BEIJING (Reuters) – China released a 60-point document on Sunday on policy goals, ranging from developing advanced industries to improving the business environment, adopted at the end of a Communist Party Central Committee meeting, but with few implementation details.
The document follows the closed-doors Central Committee meeting, led by President Xi Jinping, which takes place once in roughly five years, and is known as a plenum.
It took place on July 15-18 as the world’s second largest economy faces a prolonged property crisis, surging debt, low consumer and business sentiment, and trade tensions as global leaders are increasingly concerned by China’s export dominance.
The document said markets will play a decisive role in resource allocation, that the government will work on legislation to improve conditions for the private sector, and will introduce fiscal, land and financial reforms.
Other policy targets included boosting affordable housing, improving job opportunities for young people and the standard of living for the elderly.
Like most documents of this kind, it did not say how Chinese leaders intended to reach those goals, many of which would require policies that are contradictory in nature, as Party officials acknowledged on Friday.
Beijing has never explained, for instance, how to get consumers to spend more when resources flow primarily to producers and infrastructure, or how it plans to stimulate growth, while curbing debt.
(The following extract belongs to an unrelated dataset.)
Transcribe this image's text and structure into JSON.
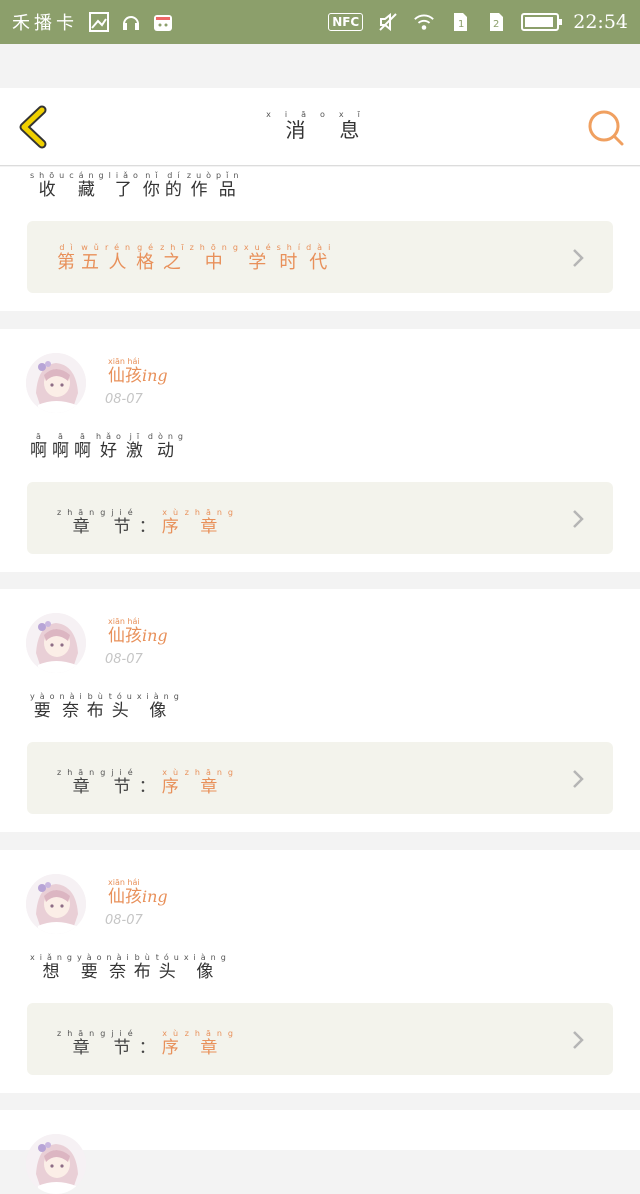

At a plenum in 2013, Beijing launched a policy agenda that included most of the goals listed in Sunday’s document, but also ambitions to liberalise financial markets and make domestic consumption a more prominent driver of growth.
A capital outflows scare in 2015 halted many of these plans.
Many analysts say national security considerations have pushed China in the opposite direction in recent years, tightening control over large parts of the economy and carrying out regulatory crackdowns on industries, including tech and finance.